Fake newsy o wykradzeniu ciała Jezusa z grobu nic nie dały. Syn Boży zwyciężył śmierć, piekło i szatana. Zmartwychwstając, otworzył bramy nieba dla każdego, kto w Niego będzie wierzył. To jest prawda, która – choć jest przez wielu zwalczana – broni się swoją nieprzemijającą wartością. Prawda o Bogu, który pragnie zbawienia każdego człowieka, znalazła wyraz w życiu Maryi Dziewicy. Do Niej przybył archanioł Gabriel, przynosząc prawdziwą propozycję od Stwórcy. Prawdy, że Bóg kocha człowieka i pragnie dobra każdego z nas, nie warto się obawiać. Nie bój się, Maryjo, znalazłaś bowiem łaskę u Boga (Łk 1, 30). Nie bójmy się prawdy Ewangelii. Nie lękajmy się prawdy, którą głosi Kościół Chrystusowy. Tam jest recepta na udane, szczęśliwe życie doczesne, a nade wszystko zbawienie wieczne.

Dziś, tak jak kiedyś, wiara jest koniecznym warunkiem, aby dostrzec znaki przyjścia Jezusa. W okresie oczekiwania na przychodzącego Pana postacie Maryi i Józefa przedstawiane są nam jako wzory wiary. Potrafili oni zawierzyć Bogu, rozpoznać w wydarzeniach życiowych głos Pana i zobaczyć Jego wolę. Zauważyli Jego odwiedziny. Bóg przychodzi do nas poprzez wolę i współpracę człowieka: Maryi, pokornej służebnicy Pańskiej, oraz sprawiedliwego Józefa. Fragment dzisiejszej Ewangelii nazywany jest zwiastowaniem Józefowi. Józef jest sprawiedliwy, to znaczy ufa Bogu nawet wtedy, gdy zdarzenia wystawiają go na próbę i skłaniają do intensywnych przemyśleń. Anioł wkracza zatem, aby powiedzieć, że Bóg nakazuje mu przyjąć to ojcostwo, uznając dziecko i nadając mu imię. Jezus, ponieważ począł się w Maryi, pochodzi z Ducha Świętego, jest rzeczywiście i w pełni Synem Bożym. A skoro tylko Bóg może zbawić od grzechu i od śmierci, Dziecko słusznie otrzymuje imię Jezus, co znaczy „Bóg zbawia”. On to w istocie zbawi nas od grzechu i śmierci. W każdej Eucharystii jest On Bogiem z nami (por. Mt 1, 23), na nowo objawionym, przyjętym i urzeczywistnionym w nas, w ludzie wierzącym.

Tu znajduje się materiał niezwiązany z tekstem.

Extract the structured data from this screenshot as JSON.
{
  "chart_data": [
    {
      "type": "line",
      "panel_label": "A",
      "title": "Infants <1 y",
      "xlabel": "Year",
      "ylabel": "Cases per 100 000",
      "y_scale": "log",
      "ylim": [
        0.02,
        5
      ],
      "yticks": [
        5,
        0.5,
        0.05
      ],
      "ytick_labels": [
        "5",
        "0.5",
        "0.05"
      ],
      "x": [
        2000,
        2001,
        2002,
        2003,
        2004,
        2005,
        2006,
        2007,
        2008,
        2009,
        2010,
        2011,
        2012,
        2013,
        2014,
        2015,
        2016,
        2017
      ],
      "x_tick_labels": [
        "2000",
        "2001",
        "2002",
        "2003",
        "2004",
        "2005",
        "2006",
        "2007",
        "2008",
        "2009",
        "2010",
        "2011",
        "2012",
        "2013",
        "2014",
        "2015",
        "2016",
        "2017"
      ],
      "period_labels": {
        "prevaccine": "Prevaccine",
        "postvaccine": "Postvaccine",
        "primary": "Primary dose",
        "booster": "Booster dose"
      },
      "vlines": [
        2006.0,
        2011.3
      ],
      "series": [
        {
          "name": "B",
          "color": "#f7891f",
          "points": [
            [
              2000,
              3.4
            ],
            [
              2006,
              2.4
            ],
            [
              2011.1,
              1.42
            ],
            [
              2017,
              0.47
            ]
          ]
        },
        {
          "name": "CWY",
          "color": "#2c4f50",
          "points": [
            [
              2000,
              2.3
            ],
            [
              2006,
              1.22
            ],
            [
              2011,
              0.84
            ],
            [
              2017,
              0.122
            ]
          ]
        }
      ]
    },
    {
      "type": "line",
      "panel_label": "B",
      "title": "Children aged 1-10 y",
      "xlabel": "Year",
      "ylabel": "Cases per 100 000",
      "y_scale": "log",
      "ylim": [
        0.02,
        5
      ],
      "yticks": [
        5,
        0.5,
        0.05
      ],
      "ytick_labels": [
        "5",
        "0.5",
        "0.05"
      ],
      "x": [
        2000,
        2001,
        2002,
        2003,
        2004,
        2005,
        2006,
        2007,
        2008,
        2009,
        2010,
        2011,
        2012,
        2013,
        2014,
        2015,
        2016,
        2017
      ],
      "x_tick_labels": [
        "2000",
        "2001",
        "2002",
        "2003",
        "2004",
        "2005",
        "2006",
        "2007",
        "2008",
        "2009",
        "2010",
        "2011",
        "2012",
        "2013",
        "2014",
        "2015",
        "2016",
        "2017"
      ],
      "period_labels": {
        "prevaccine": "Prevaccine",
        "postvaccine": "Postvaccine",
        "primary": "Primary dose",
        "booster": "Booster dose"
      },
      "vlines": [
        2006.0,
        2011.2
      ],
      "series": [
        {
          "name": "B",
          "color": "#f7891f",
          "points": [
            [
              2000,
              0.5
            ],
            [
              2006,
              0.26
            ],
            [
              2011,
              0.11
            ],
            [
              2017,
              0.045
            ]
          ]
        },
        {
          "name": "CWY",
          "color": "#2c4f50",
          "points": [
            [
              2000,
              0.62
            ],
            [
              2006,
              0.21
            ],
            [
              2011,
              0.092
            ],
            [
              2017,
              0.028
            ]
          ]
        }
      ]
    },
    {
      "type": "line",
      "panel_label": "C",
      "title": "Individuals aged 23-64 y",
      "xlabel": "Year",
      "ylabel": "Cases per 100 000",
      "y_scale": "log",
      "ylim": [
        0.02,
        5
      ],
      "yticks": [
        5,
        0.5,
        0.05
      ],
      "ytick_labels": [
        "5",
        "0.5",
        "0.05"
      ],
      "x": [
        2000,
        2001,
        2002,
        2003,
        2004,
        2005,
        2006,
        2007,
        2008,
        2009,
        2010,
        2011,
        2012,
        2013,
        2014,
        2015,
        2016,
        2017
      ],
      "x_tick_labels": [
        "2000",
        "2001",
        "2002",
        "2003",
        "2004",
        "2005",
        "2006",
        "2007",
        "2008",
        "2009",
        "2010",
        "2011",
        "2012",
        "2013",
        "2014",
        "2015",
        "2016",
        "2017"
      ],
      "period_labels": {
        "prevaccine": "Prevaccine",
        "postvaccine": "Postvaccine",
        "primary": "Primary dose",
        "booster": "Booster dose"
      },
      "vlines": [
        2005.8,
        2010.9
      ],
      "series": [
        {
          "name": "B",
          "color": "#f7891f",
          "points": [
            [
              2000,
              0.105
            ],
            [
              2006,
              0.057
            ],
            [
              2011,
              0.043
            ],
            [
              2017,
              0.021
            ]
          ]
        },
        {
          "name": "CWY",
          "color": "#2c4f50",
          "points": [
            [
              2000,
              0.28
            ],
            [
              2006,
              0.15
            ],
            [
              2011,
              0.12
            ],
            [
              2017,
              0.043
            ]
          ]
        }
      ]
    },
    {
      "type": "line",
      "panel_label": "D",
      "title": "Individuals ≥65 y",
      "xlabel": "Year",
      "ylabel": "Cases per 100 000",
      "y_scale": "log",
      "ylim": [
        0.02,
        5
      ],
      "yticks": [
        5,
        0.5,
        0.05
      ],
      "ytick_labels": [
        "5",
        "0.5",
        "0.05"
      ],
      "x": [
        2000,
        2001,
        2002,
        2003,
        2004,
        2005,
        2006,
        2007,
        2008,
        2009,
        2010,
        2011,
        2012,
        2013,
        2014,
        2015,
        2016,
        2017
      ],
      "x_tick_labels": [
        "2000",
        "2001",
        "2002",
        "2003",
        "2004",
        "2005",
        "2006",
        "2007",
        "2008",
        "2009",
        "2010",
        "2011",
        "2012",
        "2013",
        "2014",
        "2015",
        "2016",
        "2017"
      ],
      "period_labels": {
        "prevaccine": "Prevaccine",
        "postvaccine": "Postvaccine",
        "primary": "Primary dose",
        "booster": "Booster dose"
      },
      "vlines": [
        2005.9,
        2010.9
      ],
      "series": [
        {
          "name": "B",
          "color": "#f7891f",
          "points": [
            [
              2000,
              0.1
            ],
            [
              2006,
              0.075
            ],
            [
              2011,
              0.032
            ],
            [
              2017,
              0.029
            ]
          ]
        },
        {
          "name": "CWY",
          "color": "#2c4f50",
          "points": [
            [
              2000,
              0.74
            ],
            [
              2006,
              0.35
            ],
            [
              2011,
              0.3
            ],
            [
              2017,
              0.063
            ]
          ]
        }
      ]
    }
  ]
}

Adwent to czas, kiedy oczekujemy Jezusa razem z Maryją i tak jak Maryja. W drugiej prefacji adwentowej możemy usłyszeć: „Dziewica Matka oczekiwała [Go] z wielką miłością”. Z miłością matki – chciałoby się dodać – każdej matki czekającej na swoje dziecko, z miłością naszej matki, gdy czekała na nas. Wyczekujemy z miłością Tego, który przychodzi do nas – Emmanuela – to znaczy Boga z nami.

o. Andrzej Makowski CSsR Przełożony domu zakonnego, prefekt Tirocinium Pastoralnego Prowincji Warszawskiej Redemptorystów w Lublinie.